Formelle vs provisoire : «The law is (indeed) an ass»

Les débats qui ont eu lieu en cour hier dans le cadre de la «Private Prosecution» ont tourné autour de la charge provisoire. Mais pourquoi autant de technicité alors que ce n’est pas le fond de l’affaire ? Analyse pour les profanes.

Pour beaucoup de personnes aux abords du tribunal hier, beaucoup d’internautes, de lecteurs, la tournure des événements avec les débats sur la forme (charge provisoire ou charge formelle) devient lassante. L’affaire est tellement simple, les preuves paraissent tellement directes, que nous, citoyens lambda, nous attendons à un verdict rapide de la cour : coupable ou non coupable ! Ou au pire des cas, on aurait souhaité entendre la version officielle de Yogida Sawmynaden qui, jusqu’à l’heure – hormis la phrase «soi-disant emploi fictif» –, ne s’est pas expliqué sur le fond de l’accusation ; il n’a rien dit sur l’identité de son Constituency Clerk ou sur la façon dont il procédait au paiement de celui-ci. En somme, l’attente générale hier, c’était que la magistrate pose cette question au ministre : avez-vous, oui ou non, enregistré Mme Kistnen comme votre Constituency Clerk sans qu’elle ne le sache et sans qu’elle ne soit payée ?

Mais les juristes, avocats, juges, avoués, magistrats et tous ceux du milieu légal, se régalent de ce procès et des débats qu’il entraîne sur la forme car il est sans précédent. Et c’est justement cela le problème : il n’y a pas de précédent. Les camps Kistnen et Sawmynaden, avec le DPP qui balance dans le camp de l’accusé, s’affrontent sur une question entièrement inédite. C’est la toute première fois dans la longue histoire du judiciaire qu’un citoyen loge une private prosecution sous une charge provisoire. Dans toutes les précédentes private prosecutions, les citoyens-prosécuteurs (Laurette, Mohit etc) avaient opté pour une accusation formelle.

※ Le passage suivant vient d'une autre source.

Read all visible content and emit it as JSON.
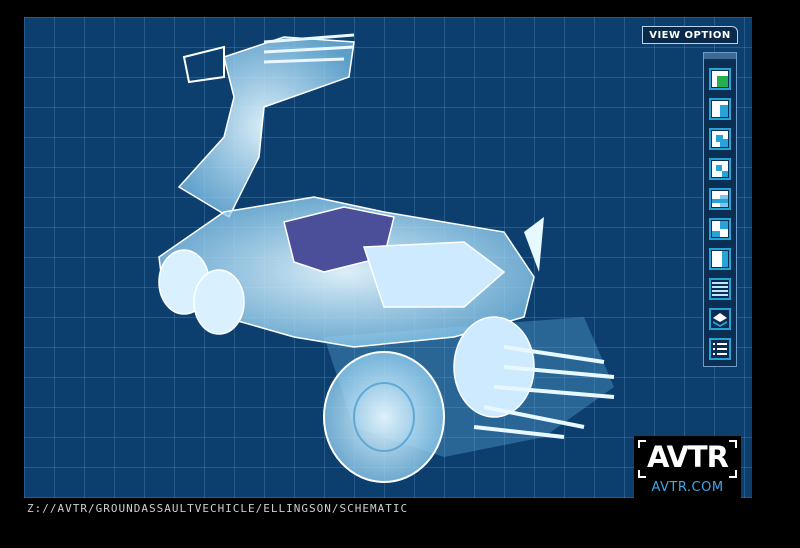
{
  "view_option": {
    "label": "VIEW OPTION"
  },
  "view_buttons": [
    {
      "icon": "solid-view-icon"
    },
    {
      "icon": "view-mode-2-icon"
    },
    {
      "icon": "view-mode-3-icon"
    },
    {
      "icon": "view-mode-4-icon"
    },
    {
      "icon": "view-mode-5-icon"
    },
    {
      "icon": "view-mode-6-icon"
    },
    {
      "icon": "view-mode-7-icon"
    },
    {
      "icon": "lines-icon"
    },
    {
      "icon": "layers-icon"
    },
    {
      "icon": "list-icon"
    }
  ],
  "file_path": "Z://AVTR/GROUNDASSAULTVECHICLE/ELLINGSON/SCHEMATIC",
  "logo": {
    "word": "AVTR",
    "url": "AVTR.COM"
  },
  "colors": {
    "grid_bg": "#0d3f6e",
    "accent": "#27a3d8",
    "active": "#22b14c"
  }
}
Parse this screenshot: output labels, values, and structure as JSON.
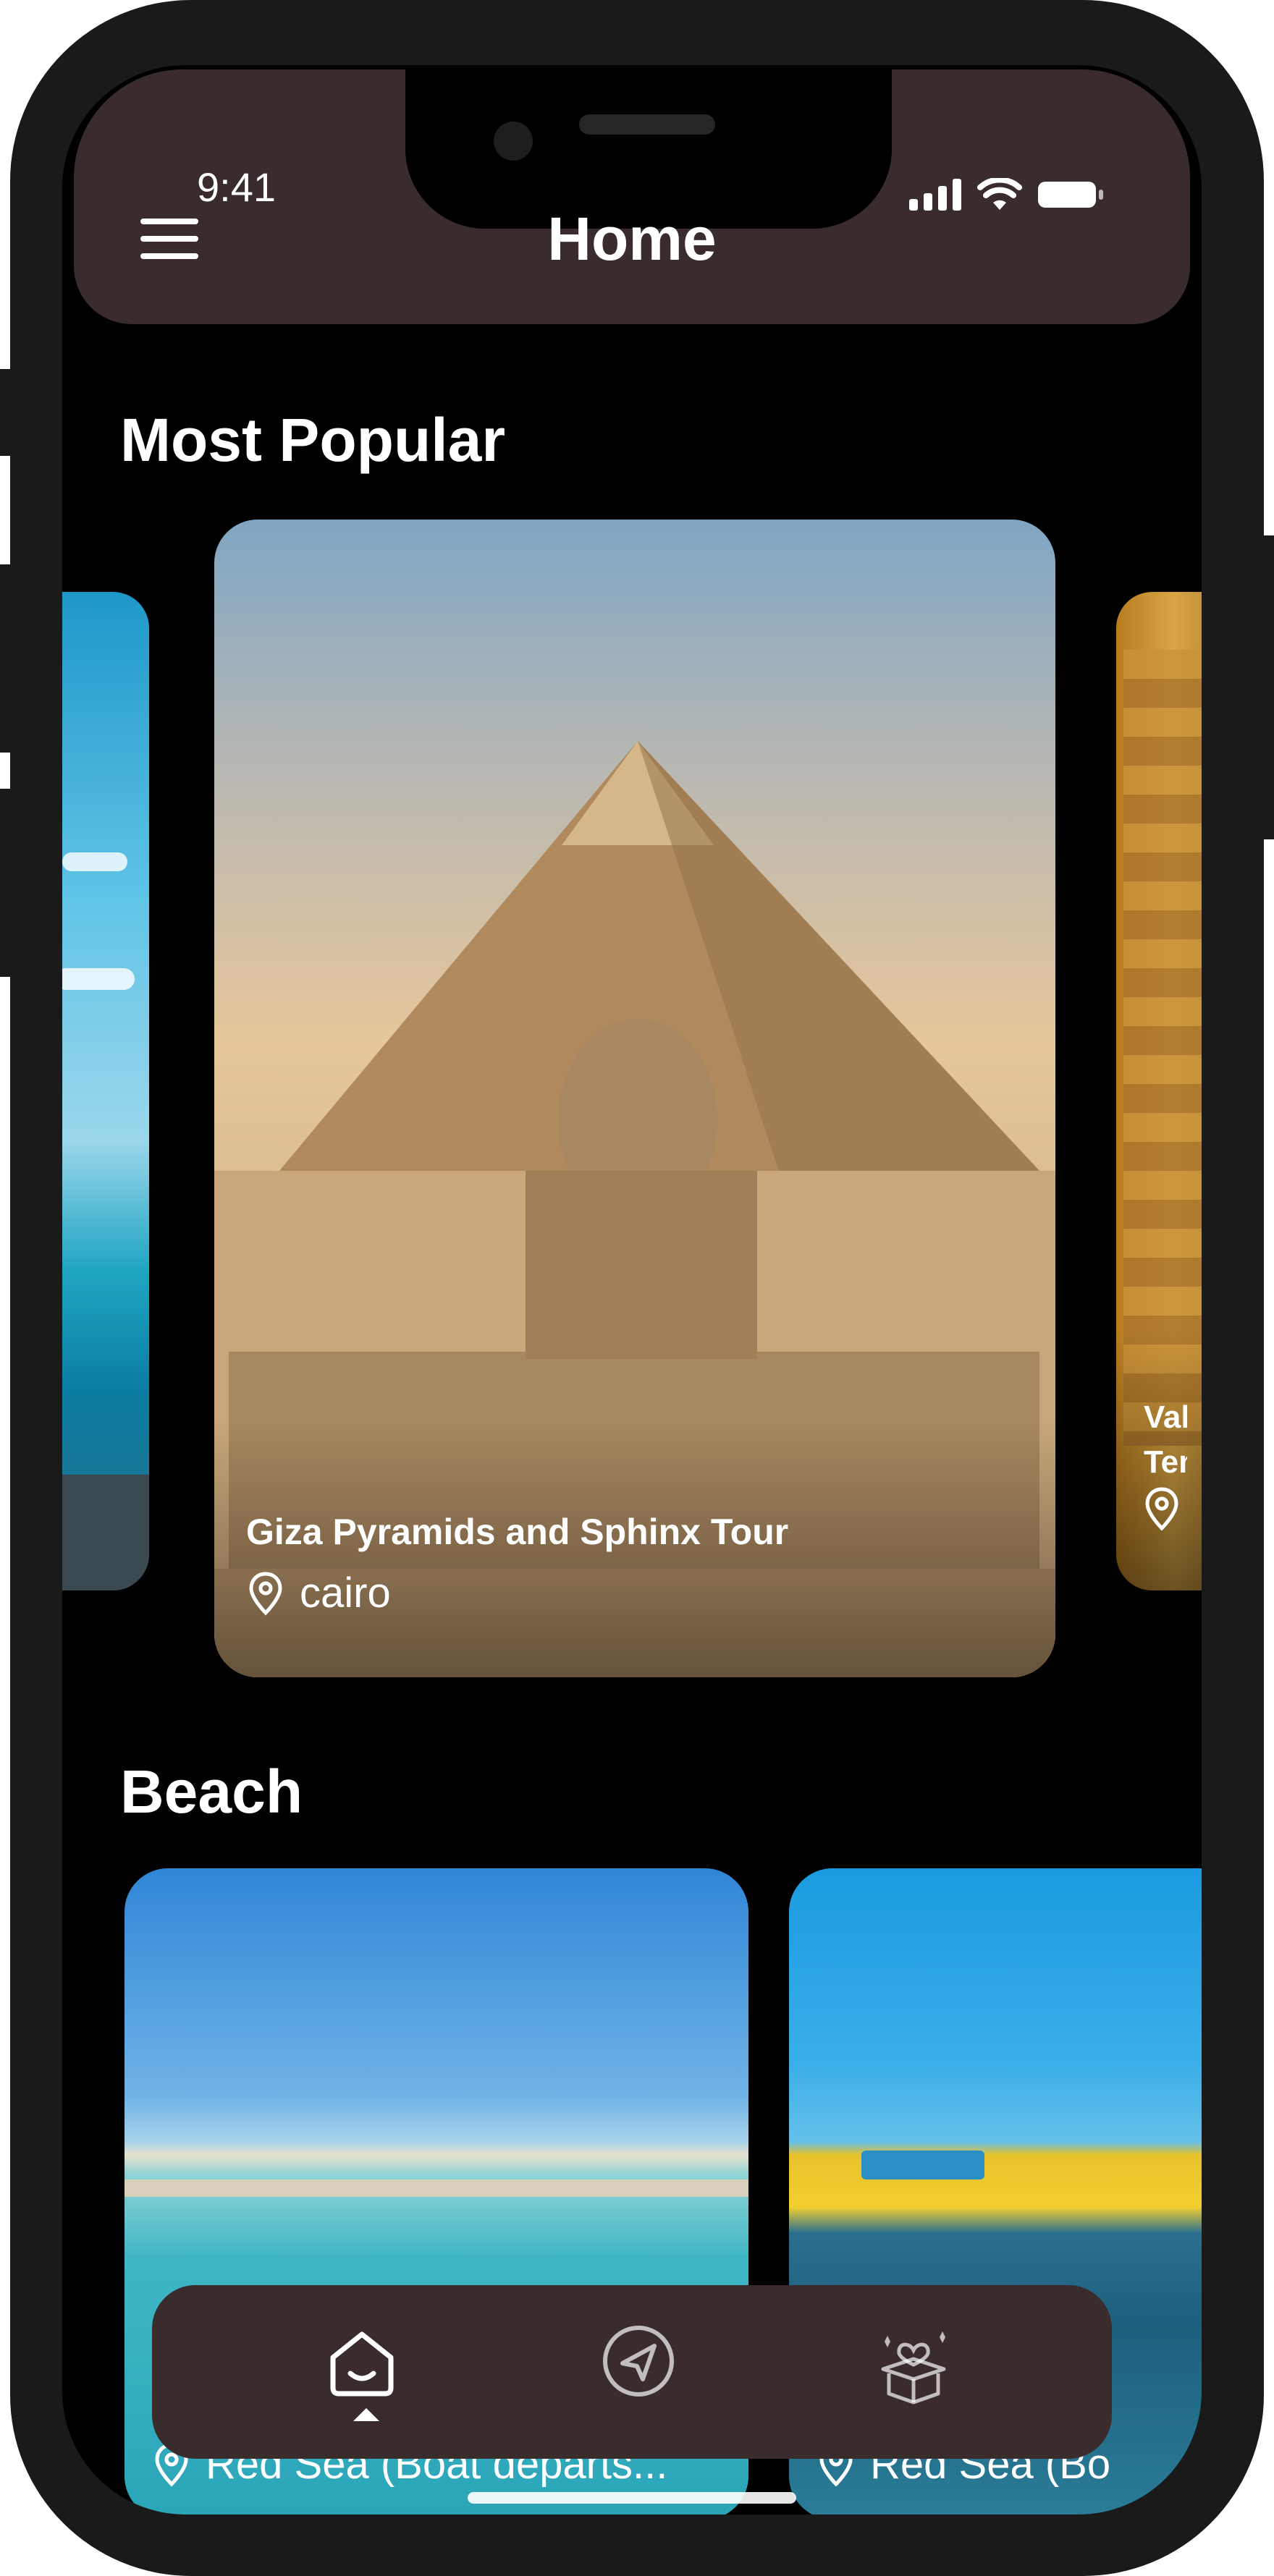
{
  "status_bar": {
    "time": "9:41"
  },
  "header": {
    "title": "Home",
    "menu_icon": "hamburger-menu-icon"
  },
  "sections": {
    "popular": {
      "title": "Most Popular",
      "cards": [
        {
          "name": "",
          "location": ""
        },
        {
          "name": "Giza Pyramids and Sphinx Tour",
          "location": "cairo"
        },
        {
          "name": "Vall Tem",
          "location": ""
        }
      ]
    },
    "beach": {
      "title": "Beach",
      "cards": [
        {
          "name": "",
          "location": "Red Sea (Boat departs..."
        },
        {
          "name": "",
          "location": "Red Sea (Bo"
        }
      ]
    }
  },
  "bottom_nav": {
    "items": [
      {
        "icon": "home-icon",
        "active": true
      },
      {
        "icon": "navigation-icon",
        "active": false
      },
      {
        "icon": "gift-box-heart-icon",
        "active": false
      }
    ]
  },
  "colors": {
    "header_bg": "#3a2c2d",
    "screen_bg": "#000000",
    "frame": "#1b1a1a"
  }
}
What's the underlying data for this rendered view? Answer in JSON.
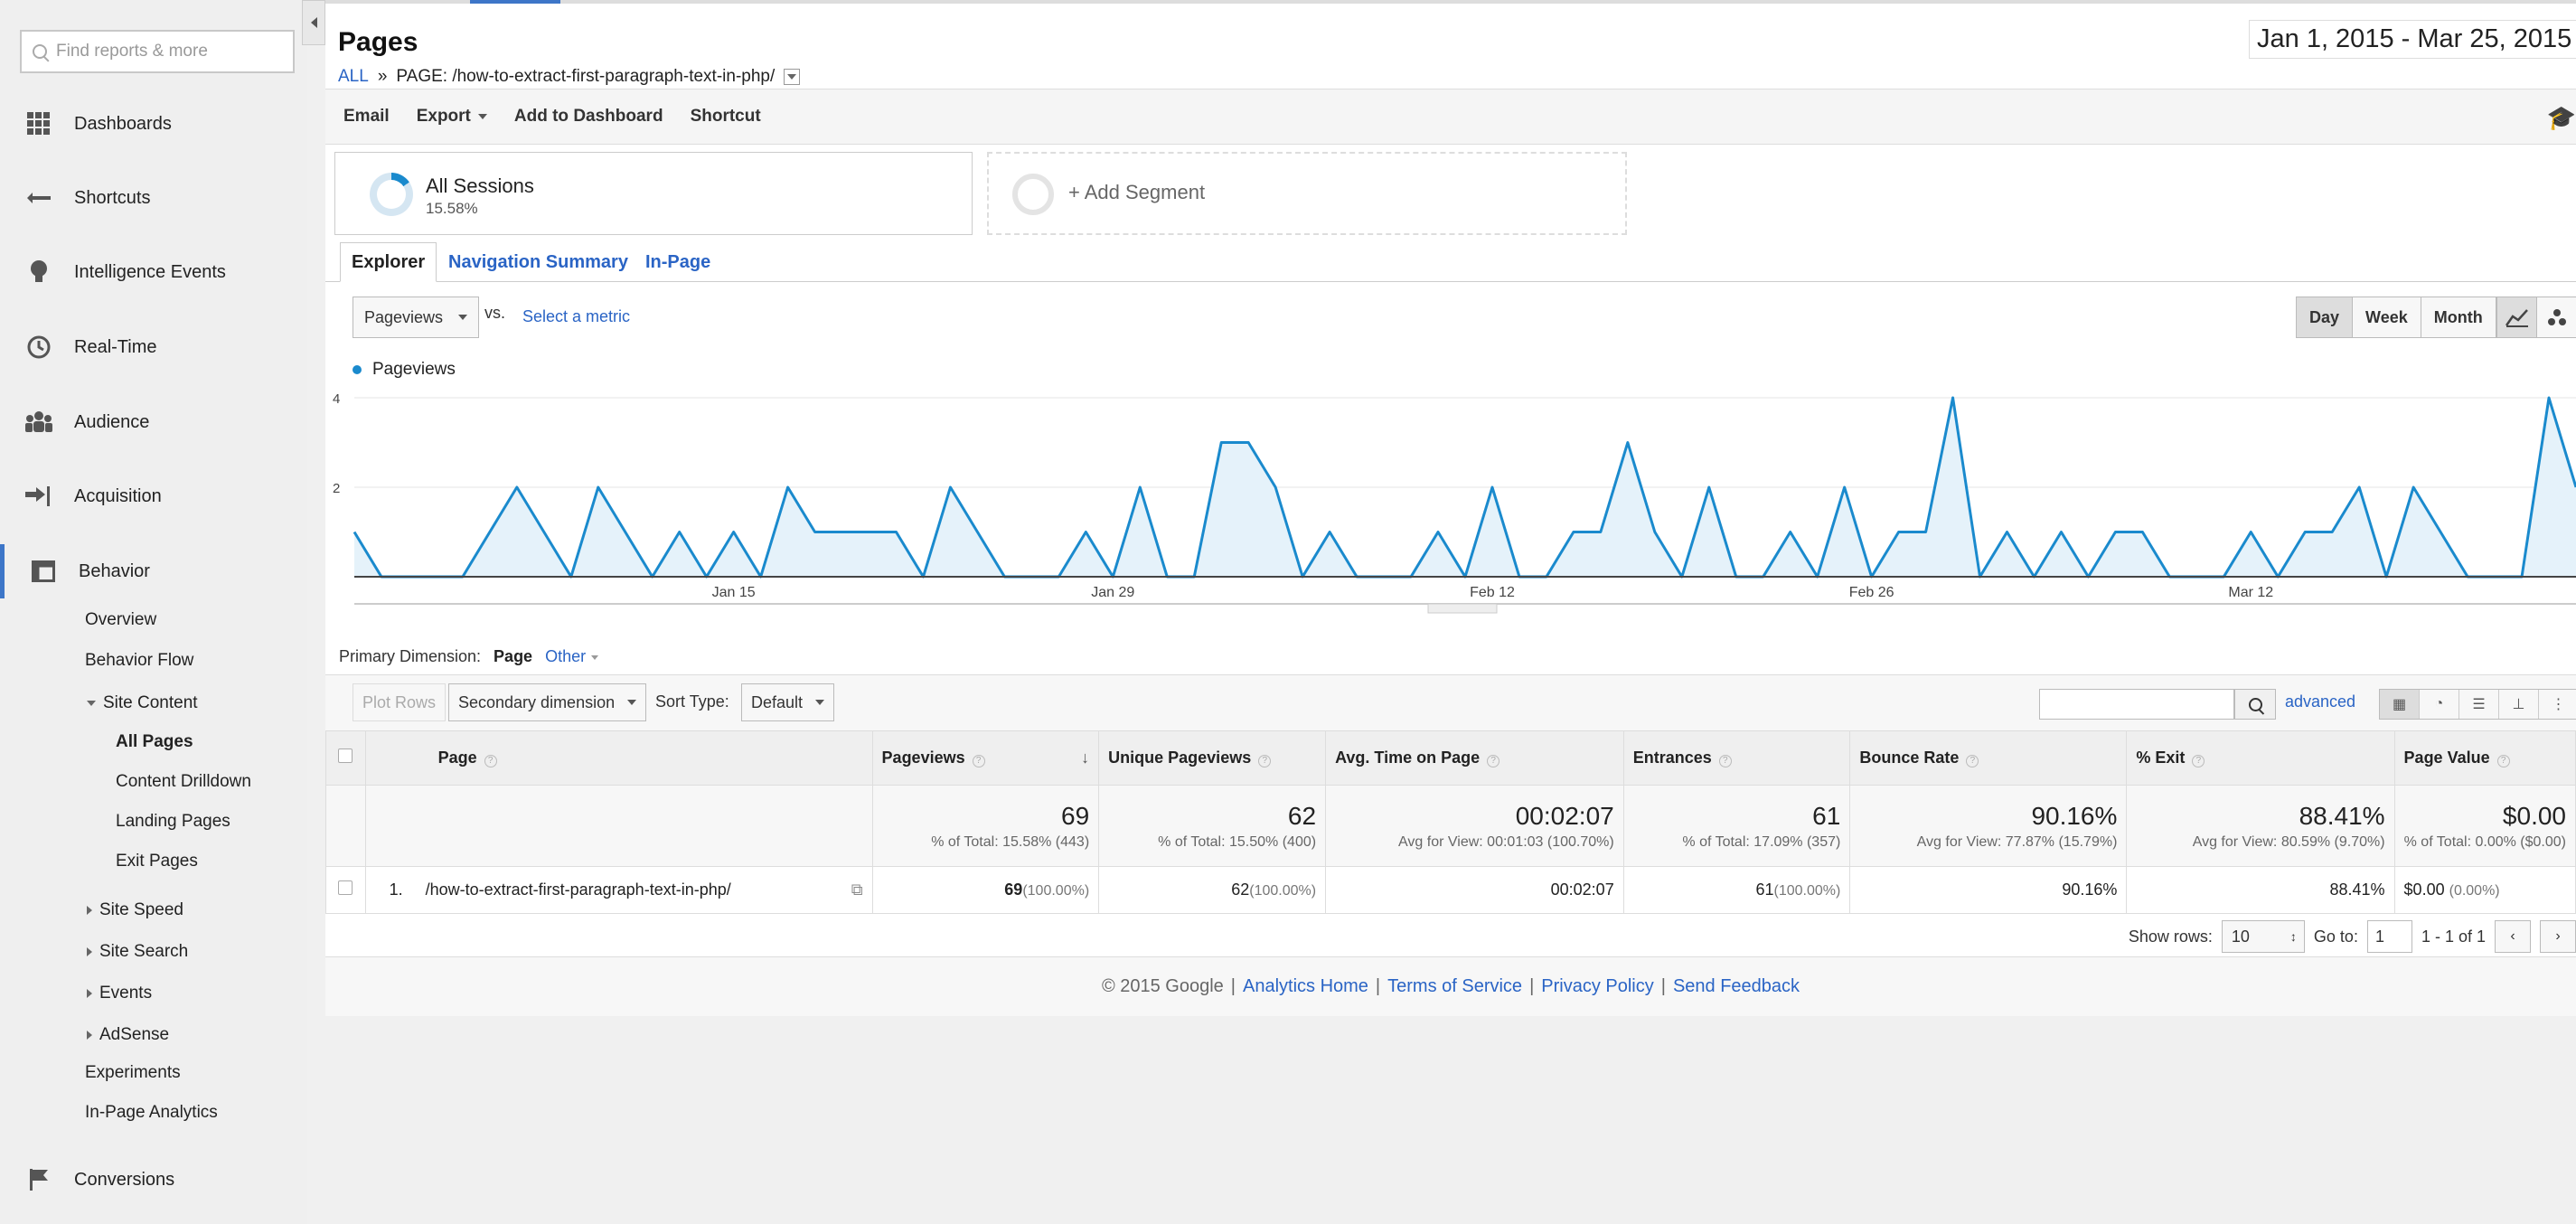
{
  "sidebar": {
    "search_placeholder": "Find reports & more",
    "nav": [
      {
        "label": "Dashboards",
        "icon": "grid-icon"
      },
      {
        "label": "Shortcuts",
        "icon": "shortcut-arrow-icon"
      },
      {
        "label": "Intelligence Events",
        "icon": "lightbulb-icon"
      },
      {
        "label": "Real-Time",
        "icon": "clock-icon"
      },
      {
        "label": "Audience",
        "icon": "people-icon"
      },
      {
        "label": "Acquisition",
        "icon": "acquisition-arrow-icon"
      },
      {
        "label": "Behavior",
        "icon": "behavior-window-icon"
      },
      {
        "label": "Conversions",
        "icon": "flag-icon"
      }
    ],
    "behavior_items": {
      "overview": "Overview",
      "behavior_flow": "Behavior Flow",
      "site_content": "Site Content",
      "all_pages": "All Pages",
      "content_drilldown": "Content Drilldown",
      "landing_pages": "Landing Pages",
      "exit_pages": "Exit Pages",
      "site_speed": "Site Speed",
      "site_search": "Site Search",
      "events": "Events",
      "adsense": "AdSense",
      "experiments": "Experiments",
      "in_page_analytics": "In-Page Analytics"
    }
  },
  "header": {
    "title": "Pages",
    "crumb_all": "ALL",
    "crumb_sep": "»",
    "crumb_page": "PAGE: /how-to-extract-first-paragraph-text-in-php/",
    "date_start": "Jan 1, 2015",
    "date_sep": "-",
    "date_end": "Mar 25, 2015"
  },
  "toolbar": {
    "email": "Email",
    "export": "Export",
    "add_dashboard": "Add to Dashboard",
    "shortcut": "Shortcut"
  },
  "segments": {
    "all_sessions": "All Sessions",
    "all_sessions_pct": "15.58%",
    "add_segment": "+ Add Segment"
  },
  "tabs": {
    "explorer": "Explorer",
    "nav_summary": "Navigation Summary",
    "in_page": "In-Page"
  },
  "metric": {
    "selected": "Pageviews",
    "vs": "vs.",
    "select_metric": "Select a metric",
    "granularity": {
      "day": "Day",
      "week": "Week",
      "month": "Month"
    },
    "legend": "Pageviews"
  },
  "chart_data": {
    "type": "area",
    "series": [
      {
        "name": "Pageviews",
        "color": "#1a8acd"
      }
    ],
    "ylim": [
      0,
      4
    ],
    "yticks": [
      "2",
      "4"
    ],
    "xticks": [
      {
        "label": "Jan 15",
        "index": 14
      },
      {
        "label": "Jan 29",
        "index": 28
      },
      {
        "label": "Feb 12",
        "index": 42
      },
      {
        "label": "Feb 26",
        "index": 56
      },
      {
        "label": "Mar 12",
        "index": 70
      }
    ],
    "values": [
      1,
      0,
      0,
      0,
      0,
      1,
      2,
      1,
      0,
      2,
      1,
      0,
      1,
      0,
      1,
      0,
      2,
      1,
      1,
      1,
      1,
      0,
      2,
      1,
      0,
      0,
      0,
      1,
      0,
      2,
      0,
      0,
      3,
      3,
      2,
      0,
      1,
      0,
      0,
      0,
      1,
      0,
      2,
      0,
      0,
      1,
      1,
      3,
      1,
      0,
      2,
      0,
      0,
      1,
      0,
      2,
      0,
      1,
      1,
      4,
      0,
      1,
      0,
      1,
      0,
      1,
      1,
      0,
      0,
      0,
      1,
      0,
      1,
      1,
      2,
      0,
      2,
      1,
      0,
      0,
      0,
      4,
      2
    ]
  },
  "table_controls": {
    "primary_dimension_label": "Primary Dimension:",
    "primary_dimension": "Page",
    "other": "Other",
    "plot_rows": "Plot Rows",
    "secondary_dimension": "Secondary dimension",
    "sort_type_label": "Sort Type:",
    "sort_type": "Default",
    "advanced": "advanced"
  },
  "table": {
    "headers": [
      "Page",
      "Pageviews",
      "Unique Pageviews",
      "Avg. Time on Page",
      "Entrances",
      "Bounce Rate",
      "% Exit",
      "Page Value"
    ],
    "totals": [
      {
        "value": "69",
        "sub": "% of Total: 15.58% (443)"
      },
      {
        "value": "62",
        "sub": "% of Total: 15.50% (400)"
      },
      {
        "value": "00:02:07",
        "sub": "Avg for View: 00:01:03 (100.70%)"
      },
      {
        "value": "61",
        "sub": "% of Total: 17.09% (357)"
      },
      {
        "value": "90.16%",
        "sub": "Avg for View: 77.87% (15.79%)"
      },
      {
        "value": "88.41%",
        "sub": "Avg for View: 80.59% (9.70%)"
      },
      {
        "value": "$0.00",
        "sub": "% of Total: 0.00% ($0.00)"
      }
    ],
    "row": {
      "num": "1.",
      "page": "/how-to-extract-first-paragraph-text-in-php/",
      "pageviews": "69",
      "pageviews_pct": "(100.00%)",
      "unique": "62",
      "unique_pct": "(100.00%)",
      "avg_time": "00:02:07",
      "entrances": "61",
      "entrances_pct": "(100.00%)",
      "bounce": "90.16%",
      "exit": "88.41%",
      "value": "$0.00",
      "value_pct": "(0.00%)"
    }
  },
  "pager": {
    "show_rows": "Show rows:",
    "rows": "10",
    "goto": "Go to:",
    "goto_value": "1",
    "range": "1 - 1 of 1"
  },
  "footer": {
    "copyright": "© 2015 Google",
    "sep": "|",
    "analytics_home": "Analytics Home",
    "terms": "Terms of Service",
    "privacy": "Privacy Policy",
    "feedback": "Send Feedback"
  }
}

Prenons un exemple simple pour différencier les deux. Un homme est tué et la police arrête un suspect aux alentours de 11 heures. En attendant que le suspect ne complète sa déposition, la police – qui n’a pas le droit de détenir qui que ce soit sans le faire comparaître en cour, selon la loi, within a reasonable delay – le traduit en cour sous une accusation provisoire de meurtre sans préméditation (manslaughter en anglais). Grâce à cette accusation provisoire, la police obtient, sur ordre de la cour, le maintien du suspect en détention pour qu’il ne tente pas d’interférer ou menacer les témoins.

Dans les jours qui suivent, et au fil des dépositions du suspect et des témoins, la police se rend compte qu’il ne s’agit pas d’un murder mais d’un délit moins grave, soit homicide par coups et blessures non-intentionnelles (wounds and blows without intention to kill, en anglais). Parce que l’accusation initiale n’était que provisoire – pending the investigation and the lodging of a formal charge – elle peut changer, et cela à la satisfaction de toutes les parties.

Coupable ou pas?

Le suspect pourra obtenir une peine d’emprisonnement moins longue, car le délit est moins grave, et le bureau du DPP dont le rôle est d’obtenir des condamnations sera certain de faire condamner l’accusé. Par contre si la police avait opté pour la charge formelle (non modifiable) dès le départ, l’accusé aurait été poursuivi pour manslaughter et l’homme courait le risque d’une condamnation excessive par rapport aux faits, ou même le DPP risquait d’échouer dans sa mission de le faire condamner à cause d’un mauvais choix dans son acte d’accusation.

Aujourd’hui, le camp de Sawmynaden et le DPP insistent que seule la police peut loger une accusation provisoire, et pas un citoyen-prosécuteur. «Is Mrs Kistnen the new Sherif in town», a ironisé Me Gulbul. «Non», répliquent les avocats de Kistnen. «Ce n’est pas parce que c’est nouveau que c’est illégal», a rétorqué Me Rama Valayden.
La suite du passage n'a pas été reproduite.